Monday, September 28, 2009

Mr. Fred Is Coming

Just in case anyone hasn't heard, Mr. Fred, my significant most loved, enduring friend forever, and love of my life, i.e. husband is coming!!!!! As of this writing, he will be landing in Baltimore in 1 week, 1 day, 3 hours, and 20 minutes -- but who's counting?  It has been 6 months of East is East and West is West, no I got that wrong, we are both West.  I guess West is a matter of perspective.  Anyway, back to the subject matter at hand.

After 31 years of marriage and raising a family in one of the most beautiful places on earth, Santa Fe, NM; we are re-retiring to the land of "milk and honey" where rivers are born and abundant life grows at every turn in the road.  My definition of beauty has taken a turn.  Before, beauty has been described in metaphors of starkness with many contrasts and abstract lines intersecting to create land and sky scapes of linear vastness and grandeur. That is not so here.  The beauty here is in the softness of a Monet or Renoir painting with no hard lines and a constantly changing landscape. 

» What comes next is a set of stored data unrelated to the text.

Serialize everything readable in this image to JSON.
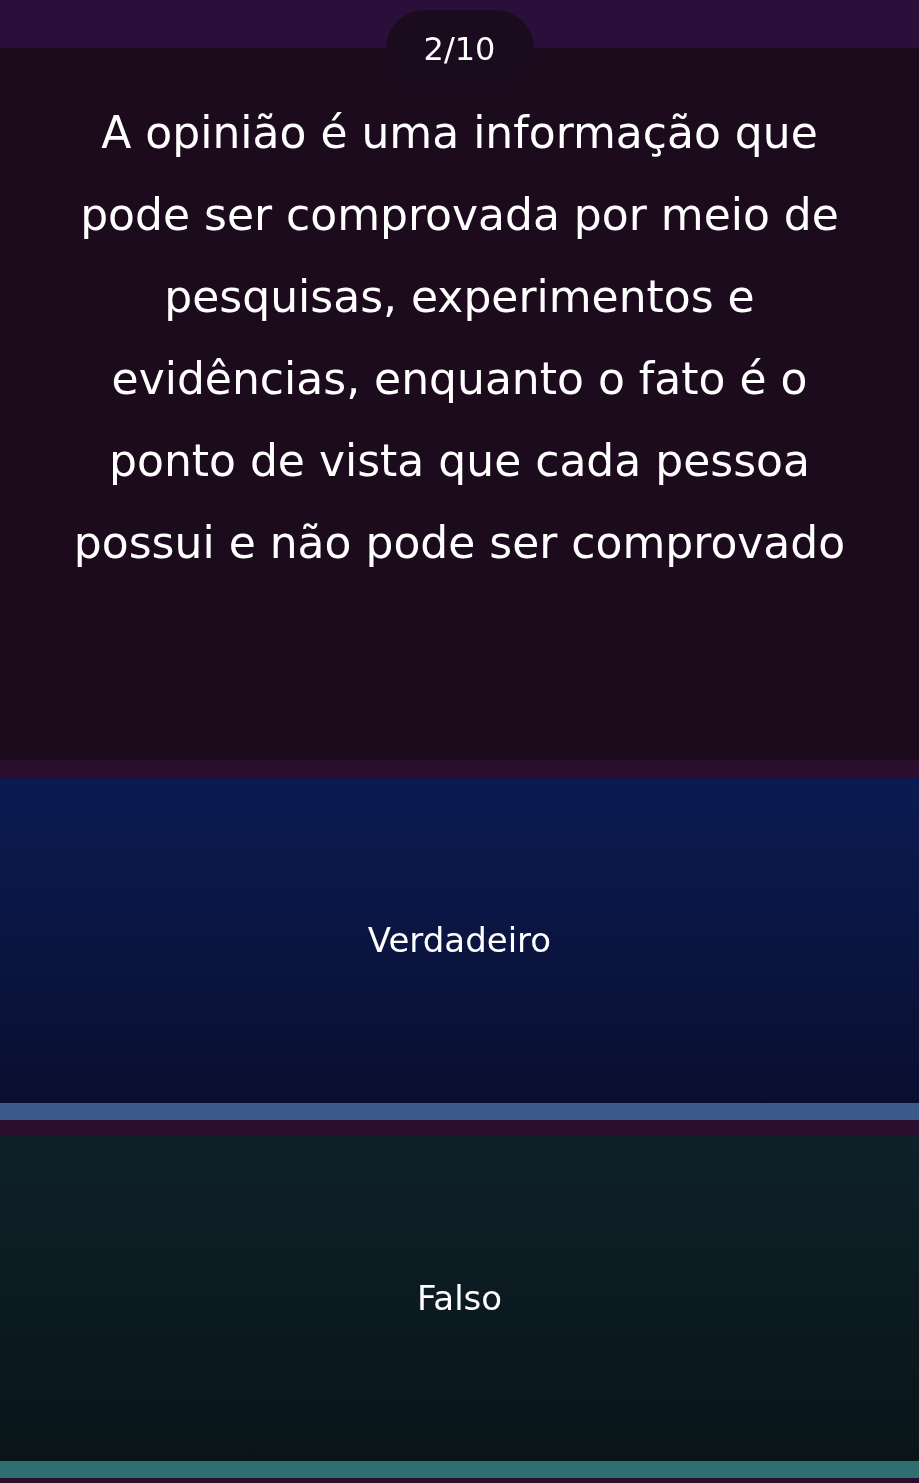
{
  "progress": {
    "counter": "2/10"
  },
  "question": {
    "text": "A opinião é uma informação que pode ser comprovada por meio de pesquisas, experimentos e evidências, enquanto o fato é o ponto de vista que cada pessoa possui e não pode ser comprovado"
  },
  "options": [
    {
      "label": "Verdadeiro"
    },
    {
      "label": "Falso"
    }
  ]
}
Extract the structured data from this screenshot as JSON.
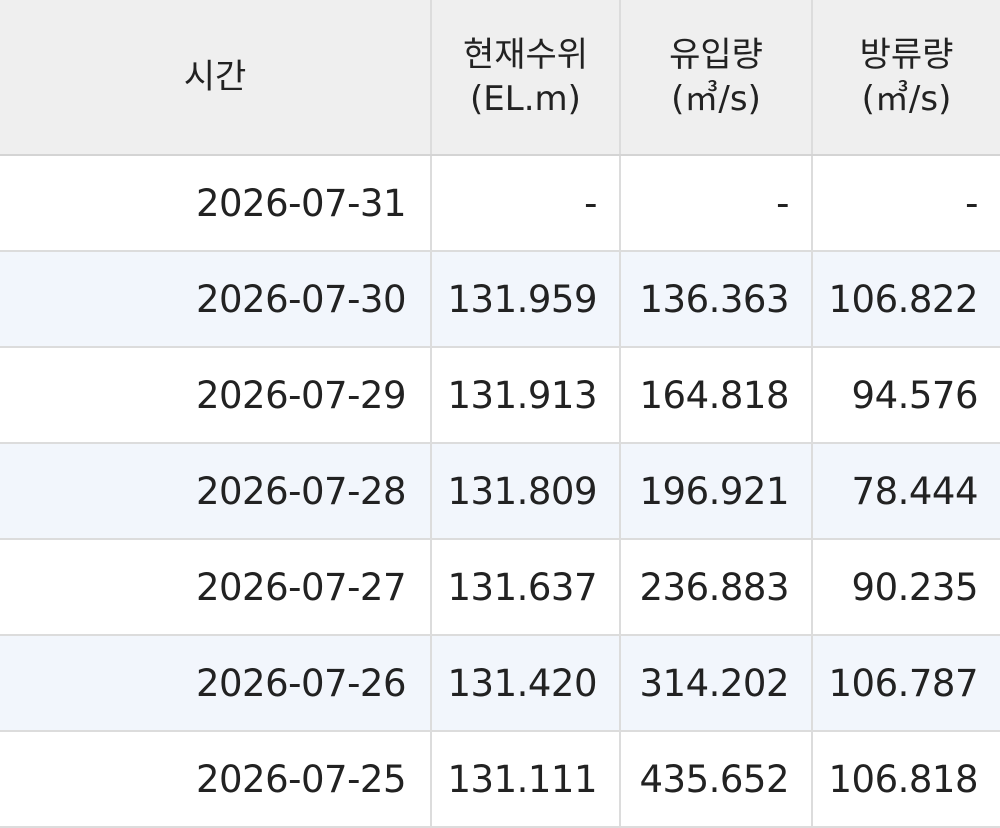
{
  "headers": {
    "time": "시간",
    "level_line1": "현재수위",
    "level_line2": "(EL.m)",
    "inflow_line1": "유입량",
    "inflow_line2": "(㎥/s)",
    "outflow_line1": "방류량",
    "outflow_line2": "(㎥/s)"
  },
  "rows": [
    {
      "time": "2026-07-31",
      "level": "-",
      "inflow": "-",
      "outflow": "-"
    },
    {
      "time": "2026-07-30",
      "level": "131.959",
      "inflow": "136.363",
      "outflow": "106.822"
    },
    {
      "time": "2026-07-29",
      "level": "131.913",
      "inflow": "164.818",
      "outflow": "94.576"
    },
    {
      "time": "2026-07-28",
      "level": "131.809",
      "inflow": "196.921",
      "outflow": "78.444"
    },
    {
      "time": "2026-07-27",
      "level": "131.637",
      "inflow": "236.883",
      "outflow": "90.235"
    },
    {
      "time": "2026-07-26",
      "level": "131.420",
      "inflow": "314.202",
      "outflow": "106.787"
    },
    {
      "time": "2026-07-25",
      "level": "131.111",
      "inflow": "435.652",
      "outflow": "106.818"
    }
  ]
}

Since arriving to this small, remote valley high in the Allegeheny Mountains of West Virginia my senses have been blown away by the continuously changing landscape.  It is a living picture, in constant motion.  Every sunrise brings an experience of new life that has never before been seen by these eyes, except in drawings and pictures and words that painted imagery in my mind.  I feel much like the child raised in the city who has never experienced farm life, finding out that eggs, come from chickens, and that vegetables are picked from plants.  I know these plants exist, I've bought them at the nursery or Walmart.  But suddenly I am finding them in their natural state--growing wild in the woods and forest from whence they came.  WOW!!  Mountain sides of shasta daisies, snowball bushes back in the woods, sweet cherry trees all through the countryside, growing wild.  Every week it seems like there are new discoveries to be made.
One of my most precious moments was when I was walking by a tree and noticed moss growing all around the base of the tree.  I stopped to look at it and found a group of wild violets nestled in the roots of the tree amongst the moss.  I love violets.  I have never seen real ones, only sketches or pictures, but this was one of those moments that took my breath away.  I knelt down and took a few minutes to just feast my eyes upon the lovely sight and relish in the joy that they were every bit as delicate and beautiful as my mind's eye had ever imagined.  If time would have allowed, I would have sat down and soaked in the joy and quiet of the moment and location...but had to get back up and continue on to where I was headed.  Of my first 6 months here, that was probably my best and dearest ah-ha...as the love for the violets dates back to a book I read about this very area as a kid.  The young lady of the book's favorite flower was violets and the author's description so vivid that like the young lady, I too fell in love with the violets and looked for sketches and pictures of them to keep. 
Now Fred is coming and I will be able to share this wondrous valley and the surrounding mountains with him.  I do hope he enjoys the beauty and serenity as much as I have come to.  I really think he will.  He will be arriving just at the peak of the autumn color.  What a time to settle in and see what the land has to offer.